Streit in den USA zwischen Bibliotheken und Verlagen - unklare Rechtslage

In den Vereinigten Staaten ist ein Streit darüber entstanden, ob öffentliche Büchereien elektronische Bücher, sogenannte E-Books, verleihen dürfen. Verlage und Autoren befürchten durch entsprechende Angebote eine Aushöhlung ihrer Urheberrechte. Außerdem sehen sie ihre Aufwendungen in den Aufbau eigener Vertriebswege gefährdet. Die Rechtslage in den USA ist unklar, der Gesetzgeber hat das Problem bisher bewusst offen gelassen.

Die Ausleihe von E-Books wird in den Vereinigten Staaten bereits von Hunderten öffentlicher Bibliotheken angeboten. Zur Auszahl stehen dabei in manchen Büchereien mehrere Tausend Titel, die von angemeldeten Nutzern kostenlos oder gegen eine geringe Ausleihgebühr auf den eigenen Rechner heruntergeladen werden können. Die abgerufenen Textdateien haben in der Regel eine Art "Haltbarkeitsdatum" eingebaut, nach deren Ablauf sie nicht mehr gelesen werden können. Eine "Rückgabe" der ausgeliehenen Bücher ist deswegen nicht erforderlich. Deswegen und weil die entsprechenden Internet-Angebote rund um die Uhr erreichbar sind, hat die neue Ausleih-Möglichkeit bei Bibliothekaren und Benutzern schnell Freunde gefunden.

Die Buchverlage in den USA sind wegen der neuen Entwicklung beunruhigt. Viele Verleger befürchten, dass ihre eigenen E-Book-Angebote kannibalisiert werden könnten, die sie in den letzten Jahren mit erheblichem Aufwand und großen Hoffnungen aus dem Boden gestampft haben. Die Verlage beklagen, die öffentlichen Bibliotheken höhlten durch das kostenlose Ausleihen elektronischer Bücher ihre Verwertungsrechte aus. Einige Unternehmen weigern sich aus diesem Grund schon jetzt, an Büchereien E-Books zu verkaufen.
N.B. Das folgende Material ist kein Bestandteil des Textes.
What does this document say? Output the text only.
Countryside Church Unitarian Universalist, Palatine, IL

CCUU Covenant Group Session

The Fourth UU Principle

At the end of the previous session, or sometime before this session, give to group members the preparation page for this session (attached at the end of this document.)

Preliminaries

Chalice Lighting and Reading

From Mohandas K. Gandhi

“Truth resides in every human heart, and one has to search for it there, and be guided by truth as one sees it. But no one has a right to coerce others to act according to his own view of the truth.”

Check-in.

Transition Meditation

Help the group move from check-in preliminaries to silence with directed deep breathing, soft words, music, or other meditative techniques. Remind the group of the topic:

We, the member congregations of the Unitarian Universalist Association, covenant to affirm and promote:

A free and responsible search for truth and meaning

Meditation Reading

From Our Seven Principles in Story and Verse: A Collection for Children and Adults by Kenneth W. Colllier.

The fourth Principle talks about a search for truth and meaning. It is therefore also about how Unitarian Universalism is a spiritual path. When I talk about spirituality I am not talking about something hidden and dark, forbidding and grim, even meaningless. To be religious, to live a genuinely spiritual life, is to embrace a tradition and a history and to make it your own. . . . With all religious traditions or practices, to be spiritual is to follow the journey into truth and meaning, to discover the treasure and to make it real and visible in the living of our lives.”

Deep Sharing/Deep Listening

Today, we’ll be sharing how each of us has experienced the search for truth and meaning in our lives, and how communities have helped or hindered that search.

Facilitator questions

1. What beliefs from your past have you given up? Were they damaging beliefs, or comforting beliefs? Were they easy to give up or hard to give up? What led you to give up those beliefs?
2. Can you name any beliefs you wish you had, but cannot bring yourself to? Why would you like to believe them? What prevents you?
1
Andere beginnen sich darüber Gedanken zu machen, ob das große Geschäft mit E-Books möglicherweise nicht mit den Endkunden, sondern vielleicht mit den Bibliotheken zu machen ist.
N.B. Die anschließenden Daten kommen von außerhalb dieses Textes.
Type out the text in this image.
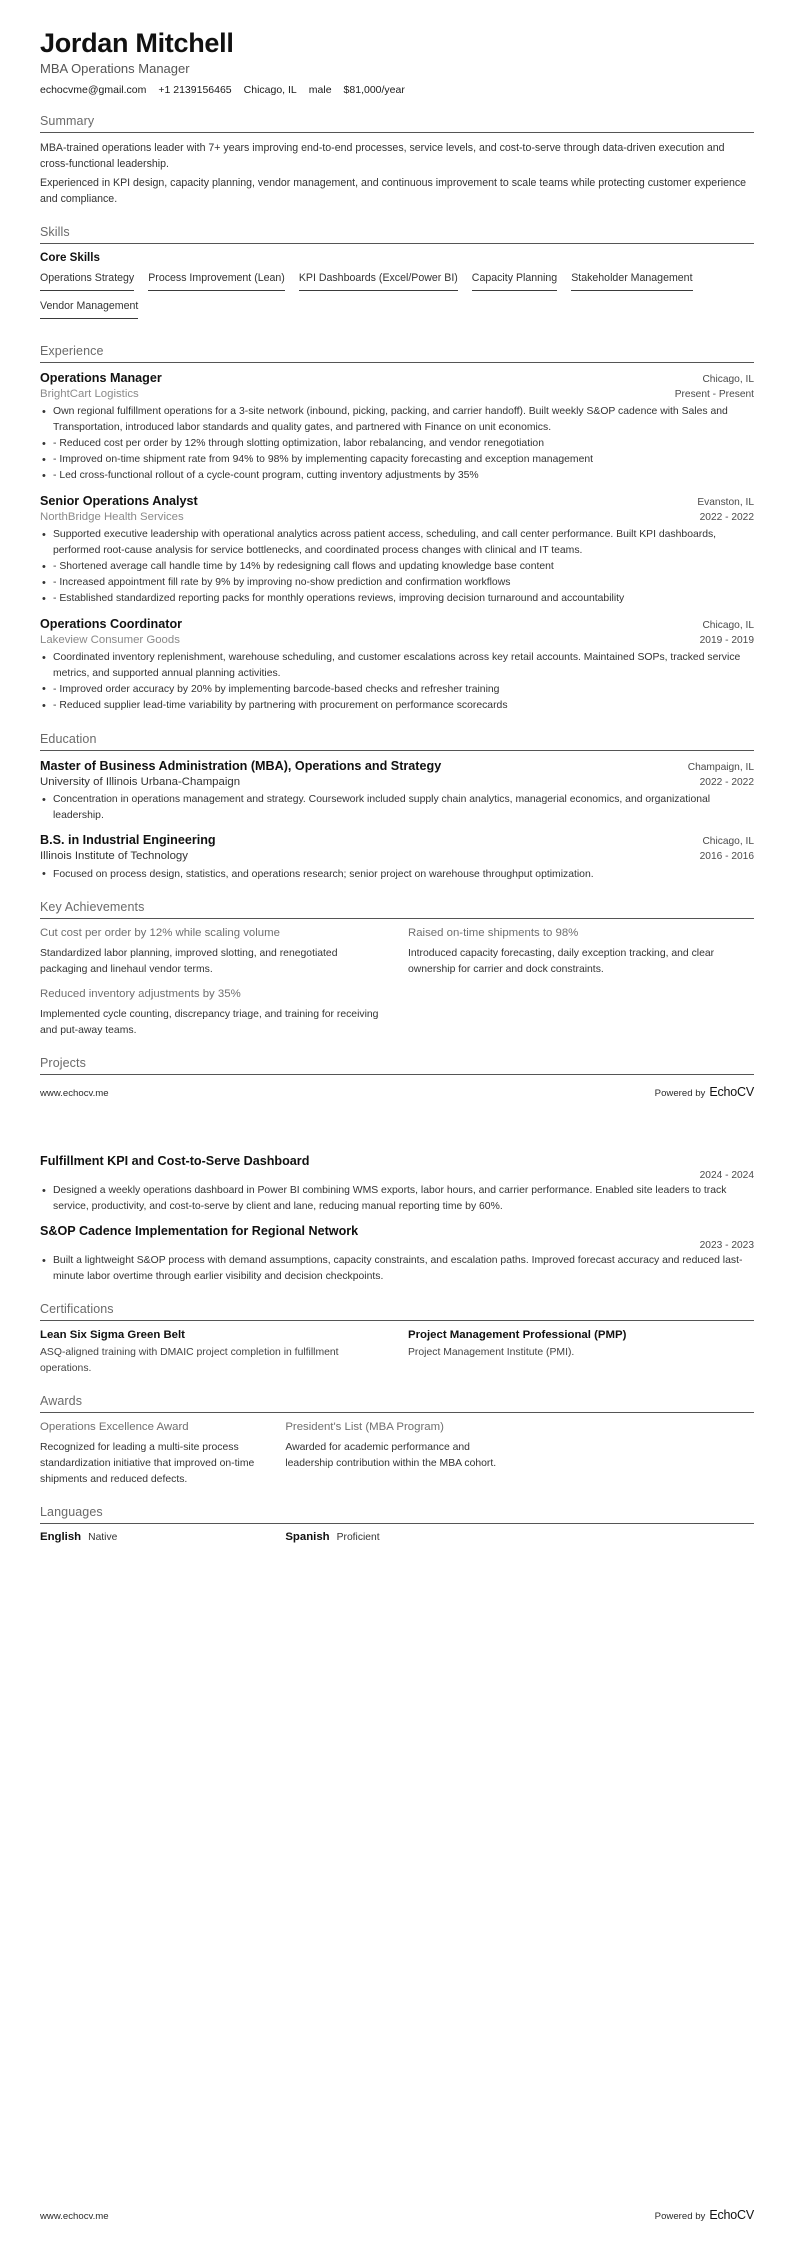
Jordan Mitchell
MBA Operations Manager
echocvme@gmail.com +1 2139156465 Chicago, IL male $81,000/year
Summary
MBA-trained operations leader with 7+ years improving end-to-end processes, service levels, and cost-to-serve through data-driven execution and cross-functional leadership.
Experienced in KPI design, capacity planning, vendor management, and continuous improvement to scale teams while protecting customer experience and compliance.
Skills
Core Skills
Operations Strategy Process Improvement (Lean) KPI Dashboards (Excel/Power BI) Capacity Planning Stakeholder Management
Vendor Management
Experience
Operations Manager	Chicago, IL
BrightCart Logistics	Present - Present
• Own regional fulfillment operations for a 3-site network (inbound, picking, packing, and carrier handoff). Built weekly S&OP cadence with Sales and Transportation, introduced labor standards and quality gates, and partnered with Finance on unit economics.
• - Reduced cost per order by 12% through slotting optimization, labor rebalancing, and vendor renegotiation
• - Improved on-time shipment rate from 94% to 98% by implementing capacity forecasting and exception management
• - Led cross-functional rollout of a cycle-count program, cutting inventory adjustments by 35%
Senior Operations Analyst	Evanston, IL
NorthBridge Health Services	2022 - 2022
• Supported executive leadership with operational analytics across patient access, scheduling, and call center performance. Built KPI dashboards, performed root-cause analysis for service bottlenecks, and coordinated process changes with clinical and IT teams.
• - Shortened average call handle time by 14% by redesigning call flows and updating knowledge base content
• - Increased appointment fill rate by 9% by improving no-show prediction and confirmation workflows
• - Established standardized reporting packs for monthly operations reviews, improving decision turnaround and accountability
Operations Coordinator	Chicago, IL
Lakeview Consumer Goods	2019 - 2019
• Coordinated inventory replenishment, warehouse scheduling, and customer escalations across key retail accounts. Maintained SOPs, tracked service metrics, and supported annual planning activities.
• - Improved order accuracy by 20% by implementing barcode-based checks and refresher training
• - Reduced supplier lead-time variability by partnering with procurement on performance scorecards
Education
Master of Business Administration (MBA), Operations and Strategy	Champaign, IL
University of Illinois Urbana-Champaign	2022 - 2022
• Concentration in operations management and strategy. Coursework included supply chain analytics, managerial economics, and organizational leadership.
B.S. in Industrial Engineering	Chicago, IL
Illinois Institute of Technology	2016 - 2016
• Focused on process design, statistics, and operations research; senior project on warehouse throughput optimization.
Key Achievements
Cut cost per order by 12% while scaling volume
Standardized labor planning, improved slotting, and renegotiated packaging and linehaul vendor terms.
Raised on-time shipments to 98%
Introduced capacity forecasting, daily exception tracking, and clear ownership for carrier and dock constraints.
Reduced inventory adjustments by 35%
Implemented cycle counting, discrepancy triage, and training for receiving and put-away teams.
Projects
www.echocv.me	Powered by EchoCV
Fulfillment KPI and Cost-to-Serve Dashboard
2024 - 2024
• Designed a weekly operations dashboard in Power BI combining WMS exports, labor hours, and carrier performance. Enabled site leaders to track service, productivity, and cost-to-serve by client and lane, reducing manual reporting time by 60%.
S&OP Cadence Implementation for Regional Network
2023 - 2023
• Built a lightweight S&OP process with demand assumptions, capacity constraints, and escalation paths. Improved forecast accuracy and reduced last-minute labor overtime through earlier visibility and decision checkpoints.
Certifications
Lean Six Sigma Green Belt
ASQ-aligned training with DMAIC project completion in fulfillment operations.
Project Management Professional (PMP)
Project Management Institute (PMI).
Awards
Operations Excellence Award
Recognized for leading a multi-site process standardization initiative that improved on-time shipments and reduced defects.
President's List (MBA Program)
Awarded for academic performance and leadership contribution within the MBA cohort.
Languages
English Native	Spanish Proficient
www.echocv.me	Powered by EchoCV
Die Verlagswirtschaft bekommt nun schmerzhaft zu spüren, dass der zögerliche US-amerikanische Gesetzgeber das Problem bei der Verabschiedung des Digital Millenium Copyright Act (DMCA) im Jahr 1998 bewusst offen gelassen hat, um nicht eindeutig für die eine oder andere Seite Stellung beziehen zu müssen. Stattdessen beauftragte der US-Kongress eine Arbeitsgruppe des US-Copyright Office, die zu der Streitfrage Stellung nehmen sollte. Die Veröffentlichung eines entsprechenden Berichts wurde in der Vergangenheit bereits mehrmals verschoben, steht nach Medienberichten aber möglicherweise in den nächsten Wochen bevor.
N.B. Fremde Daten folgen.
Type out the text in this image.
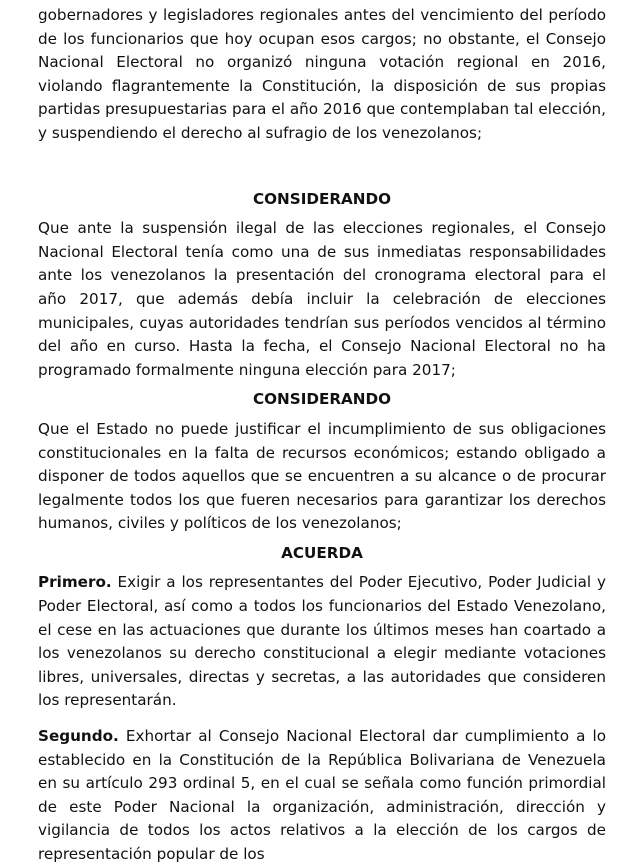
gobernadores y legisladores regionales antes del vencimiento del período de los funcionarios que hoy ocupan esos cargos; no obstante, el Consejo Nacional Electoral no organizó ninguna votación regional en 2016, violando flagrantemente la Constitución, la disposición de sus propias partidas presupuestarias para el año 2016 que contemplaban tal elección, y suspendiendo el derecho al sufragio de los venezolanos;

CONSIDERANDO

Que ante la suspensión ilegal de las elecciones regionales, el Consejo Nacional Electoral tenía como una de sus inmediatas responsabilidades ante los venezolanos la presentación del cronograma electoral para el año 2017, que además debía incluir la celebración de elecciones municipales, cuyas autoridades tendrían sus períodos vencidos al término del año en curso. Hasta la fecha, el Consejo Nacional Electoral no ha programado formalmente ninguna elección para 2017;

CONSIDERANDO

Que el Estado no puede justificar el incumplimiento de sus obligaciones constitucionales en la falta de recursos económicos; estando obligado a disponer de todos aquellos que se encuentren a su alcance o de procurar legalmente todos los que fueren necesarios para garantizar los derechos humanos, civiles y políticos de los venezolanos;

ACUERDA

Primero. Exigir a los representantes del Poder Ejecutivo, Poder Judicial y Poder Electoral, así como a todos los funcionarios del Estado Venezolano, el cese en las actuaciones que durante los últimos meses han coartado a los venezolanos su derecho constitucional a elegir mediante votaciones libres, universales, directas y secretas, a las autoridades que consideren los representarán.

Segundo. Exhortar al Consejo Nacional Electoral dar cumplimiento a lo establecido en la Constitución de la República Bolivariana de Venezuela en su artículo 293 ordinal 5, en el cual se señala como función primordial de este Poder Nacional la organización, administración, dirección y vigilancia de todos los actos relativos a la elección de los cargos de representación popular de los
Bei herkömmlichen, gedruckten Büchern ist die Rechtslage in den USA - wie auch in Deutschland - eindeutig. Bibliotheken können Bücher, die von einem Verlag rechtmäßig veröffentlicht wurden, ausleihen, ohne dadurch Urheberrechte zu verletzten. Grundlage dafür ist die sogenannte "first sale doctrine" des amerikanischen Urheberrechts, nach der sich die Rechte des Urhebers an einer Vervielfältigung seines Werks mit der ersten Veräußerung erschöpfen. Die "first sale doctrin" entspricht damit weitgehend dem sogenannten Erschöpfungsgrundsatz des deutschen Urheberrechts. Ob entsprechendes auch für digitale Vervielfältigungen eines Werks gelten soll, ist umstritten. Verleger und Autoren berufen sich darauf, dass sich eine Ausweitung der "first sale doctrin" verbiete, weil weil im "Ausleihen" einer digitalen Vervielfältigung eine nochmalige Vervielfältigung liege, die noch dazu ohne Qualitätsverlust möglich sei.